Many professors said they feel as if the vaccine is hope for the future.
“The center where I was vaccinated had a big banner up that said ‘A Shot of Hope’ — that sort of sums it up,” History professor Annie DeVries said. “Things are starting to look more hopeful, and I’m cautiously optimistic.
For many, getting the vaccine means being reunited with family and catching up on lost time.
“It also means I’m a step closer to being able to spend time around my 74-year-old mother—whom I haven’t shared an indoor space with in about a year,” Journalism and Mass Communication professor Niya Miller said.
Other professors shared similar plans, explaining that receiving the vaccine meant they are now able to visit people who are considered high-risk.
“This is also significant as I am planning on visiting my parents this Spring and they are in
their 70s and thus in a ‘high-risk’ group,” Religious Studies professor Lisa Battaglia said.
The vaccine is expected to also eventually help increase international travel.
“I hope the wider role-out of vaccines will mean I will be able to see my family, who live outside the country,” English professor Amy Coté said.
Some professors said they were emotional when receiving the vaccine.
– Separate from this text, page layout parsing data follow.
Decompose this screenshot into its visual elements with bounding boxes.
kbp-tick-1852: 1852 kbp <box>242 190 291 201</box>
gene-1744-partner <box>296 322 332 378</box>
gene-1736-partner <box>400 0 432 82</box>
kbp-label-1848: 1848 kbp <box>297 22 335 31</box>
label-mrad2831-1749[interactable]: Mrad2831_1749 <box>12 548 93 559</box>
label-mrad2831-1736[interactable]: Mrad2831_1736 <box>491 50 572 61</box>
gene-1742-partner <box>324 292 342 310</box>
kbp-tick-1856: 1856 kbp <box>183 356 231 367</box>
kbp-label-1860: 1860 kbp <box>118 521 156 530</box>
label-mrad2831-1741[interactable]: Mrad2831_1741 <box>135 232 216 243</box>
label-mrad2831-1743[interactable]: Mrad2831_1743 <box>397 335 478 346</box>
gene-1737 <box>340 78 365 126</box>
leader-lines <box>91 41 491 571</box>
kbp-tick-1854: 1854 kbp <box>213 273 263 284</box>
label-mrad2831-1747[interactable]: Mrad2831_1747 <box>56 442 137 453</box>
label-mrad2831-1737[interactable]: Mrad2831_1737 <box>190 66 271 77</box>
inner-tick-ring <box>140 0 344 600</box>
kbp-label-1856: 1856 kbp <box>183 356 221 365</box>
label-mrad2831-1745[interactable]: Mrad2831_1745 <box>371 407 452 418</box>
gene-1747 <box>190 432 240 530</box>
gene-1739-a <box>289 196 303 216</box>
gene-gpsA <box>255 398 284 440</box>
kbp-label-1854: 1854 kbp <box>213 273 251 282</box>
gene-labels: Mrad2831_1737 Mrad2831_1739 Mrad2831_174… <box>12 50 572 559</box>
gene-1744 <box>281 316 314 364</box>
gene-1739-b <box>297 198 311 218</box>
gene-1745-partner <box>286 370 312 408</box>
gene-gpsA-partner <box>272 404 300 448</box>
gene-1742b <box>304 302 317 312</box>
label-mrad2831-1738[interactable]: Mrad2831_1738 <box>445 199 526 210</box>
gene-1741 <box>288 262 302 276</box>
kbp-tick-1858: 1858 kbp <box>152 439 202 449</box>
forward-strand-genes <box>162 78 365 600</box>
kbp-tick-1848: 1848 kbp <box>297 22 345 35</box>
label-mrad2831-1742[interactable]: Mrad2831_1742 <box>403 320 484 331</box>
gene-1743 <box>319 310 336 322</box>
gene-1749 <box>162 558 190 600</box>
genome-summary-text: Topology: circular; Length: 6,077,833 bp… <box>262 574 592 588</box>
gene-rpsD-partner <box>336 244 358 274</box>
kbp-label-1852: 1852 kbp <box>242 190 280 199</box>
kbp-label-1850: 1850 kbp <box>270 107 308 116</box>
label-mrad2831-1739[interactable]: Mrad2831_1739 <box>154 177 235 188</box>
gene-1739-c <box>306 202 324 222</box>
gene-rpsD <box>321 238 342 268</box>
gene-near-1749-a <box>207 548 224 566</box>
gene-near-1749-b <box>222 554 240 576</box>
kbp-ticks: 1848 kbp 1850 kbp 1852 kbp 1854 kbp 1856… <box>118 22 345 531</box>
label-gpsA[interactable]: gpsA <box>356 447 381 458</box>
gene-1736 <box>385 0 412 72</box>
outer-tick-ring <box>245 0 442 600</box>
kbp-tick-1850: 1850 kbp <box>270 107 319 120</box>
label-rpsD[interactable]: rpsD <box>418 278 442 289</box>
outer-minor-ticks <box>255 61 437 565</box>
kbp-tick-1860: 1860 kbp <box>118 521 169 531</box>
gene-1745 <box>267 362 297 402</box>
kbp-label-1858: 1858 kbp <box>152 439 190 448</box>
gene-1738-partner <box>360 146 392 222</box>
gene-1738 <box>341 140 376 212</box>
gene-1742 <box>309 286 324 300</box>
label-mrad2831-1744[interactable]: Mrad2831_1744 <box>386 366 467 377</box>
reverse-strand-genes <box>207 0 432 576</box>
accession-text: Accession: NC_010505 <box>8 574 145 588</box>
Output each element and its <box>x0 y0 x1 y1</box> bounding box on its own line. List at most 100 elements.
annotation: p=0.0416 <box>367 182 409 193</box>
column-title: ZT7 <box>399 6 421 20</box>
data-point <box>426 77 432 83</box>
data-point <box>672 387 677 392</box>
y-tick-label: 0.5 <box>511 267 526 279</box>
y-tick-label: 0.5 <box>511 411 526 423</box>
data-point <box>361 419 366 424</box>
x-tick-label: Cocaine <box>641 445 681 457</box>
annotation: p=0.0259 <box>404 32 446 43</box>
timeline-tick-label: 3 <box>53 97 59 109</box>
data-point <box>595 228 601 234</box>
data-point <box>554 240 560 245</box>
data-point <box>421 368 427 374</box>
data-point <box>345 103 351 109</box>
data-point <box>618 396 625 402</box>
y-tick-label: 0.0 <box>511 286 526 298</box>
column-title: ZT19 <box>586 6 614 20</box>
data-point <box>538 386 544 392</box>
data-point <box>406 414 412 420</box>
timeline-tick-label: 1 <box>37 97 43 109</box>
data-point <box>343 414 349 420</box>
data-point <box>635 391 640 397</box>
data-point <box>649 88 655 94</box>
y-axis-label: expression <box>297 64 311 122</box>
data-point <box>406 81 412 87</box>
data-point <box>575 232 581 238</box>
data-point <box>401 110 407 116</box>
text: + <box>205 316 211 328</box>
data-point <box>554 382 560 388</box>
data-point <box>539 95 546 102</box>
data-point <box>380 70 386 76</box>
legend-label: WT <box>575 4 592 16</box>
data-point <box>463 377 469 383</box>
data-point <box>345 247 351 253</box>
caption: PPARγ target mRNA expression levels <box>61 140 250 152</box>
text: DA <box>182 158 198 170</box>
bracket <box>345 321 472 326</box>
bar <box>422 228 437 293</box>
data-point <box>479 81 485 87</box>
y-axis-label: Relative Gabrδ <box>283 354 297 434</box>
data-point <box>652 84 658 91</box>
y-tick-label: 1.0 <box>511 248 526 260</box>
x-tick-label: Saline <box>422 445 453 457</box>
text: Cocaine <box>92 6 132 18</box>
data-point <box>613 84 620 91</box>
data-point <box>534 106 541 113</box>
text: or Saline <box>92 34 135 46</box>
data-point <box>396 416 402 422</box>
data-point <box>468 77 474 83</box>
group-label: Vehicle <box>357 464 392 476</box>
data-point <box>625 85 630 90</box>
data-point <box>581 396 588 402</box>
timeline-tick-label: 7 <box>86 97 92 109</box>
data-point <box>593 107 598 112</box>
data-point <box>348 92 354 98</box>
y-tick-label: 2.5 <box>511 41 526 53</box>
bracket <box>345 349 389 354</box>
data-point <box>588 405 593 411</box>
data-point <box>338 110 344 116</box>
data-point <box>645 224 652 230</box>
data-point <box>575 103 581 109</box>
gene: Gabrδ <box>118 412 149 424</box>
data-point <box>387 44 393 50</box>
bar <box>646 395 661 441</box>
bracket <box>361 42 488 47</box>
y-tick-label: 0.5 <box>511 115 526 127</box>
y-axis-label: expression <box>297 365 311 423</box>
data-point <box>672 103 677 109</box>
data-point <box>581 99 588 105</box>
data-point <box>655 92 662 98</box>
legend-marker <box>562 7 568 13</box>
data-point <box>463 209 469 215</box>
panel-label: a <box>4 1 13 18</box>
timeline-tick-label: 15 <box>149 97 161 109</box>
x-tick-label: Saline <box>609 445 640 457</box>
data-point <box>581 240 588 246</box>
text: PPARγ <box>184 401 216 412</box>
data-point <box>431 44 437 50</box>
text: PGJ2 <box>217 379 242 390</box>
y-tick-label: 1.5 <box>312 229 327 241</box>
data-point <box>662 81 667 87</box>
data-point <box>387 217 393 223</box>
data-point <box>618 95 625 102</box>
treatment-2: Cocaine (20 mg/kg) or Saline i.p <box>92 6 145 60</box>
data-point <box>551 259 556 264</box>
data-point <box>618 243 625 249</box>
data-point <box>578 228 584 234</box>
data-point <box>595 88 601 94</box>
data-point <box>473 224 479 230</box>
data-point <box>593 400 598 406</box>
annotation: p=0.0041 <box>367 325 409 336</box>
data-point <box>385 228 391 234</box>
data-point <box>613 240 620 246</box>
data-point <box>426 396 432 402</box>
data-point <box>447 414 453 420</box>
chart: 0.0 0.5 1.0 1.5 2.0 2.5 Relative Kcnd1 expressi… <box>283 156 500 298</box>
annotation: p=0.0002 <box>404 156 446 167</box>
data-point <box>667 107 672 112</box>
“I was actually telling a friend that I got teary eyed as the nurse gave me the shot,” Accounting professor Michelle Newberry said. “It’s been such a long year for our world and to see this symbol of hope was really moving.”
Some professors said they now feel less fear when meeting in person for class.
“I feel a huge sense of relief in thinking about being able to be present with my students, with less fear,” Coté said.
Some professors even said getting the vaccine was a social responsibility.
“I want to do whatever I can to move toward healing,” Davidson said. “I look at getting the vaccine as a responsibility I happily take on to protect my family, friends and community.”
Other professors said they are grateful for the opportunity to get vaccinated and Samford’s response to the pandemic.
“Samford as an institution has really taken the threat of COVID seriously. We generally are doing the right thing,” Journalism and Mass Communication professor Clay Carey said. “It’s important to do this for our campus community and the broader community.”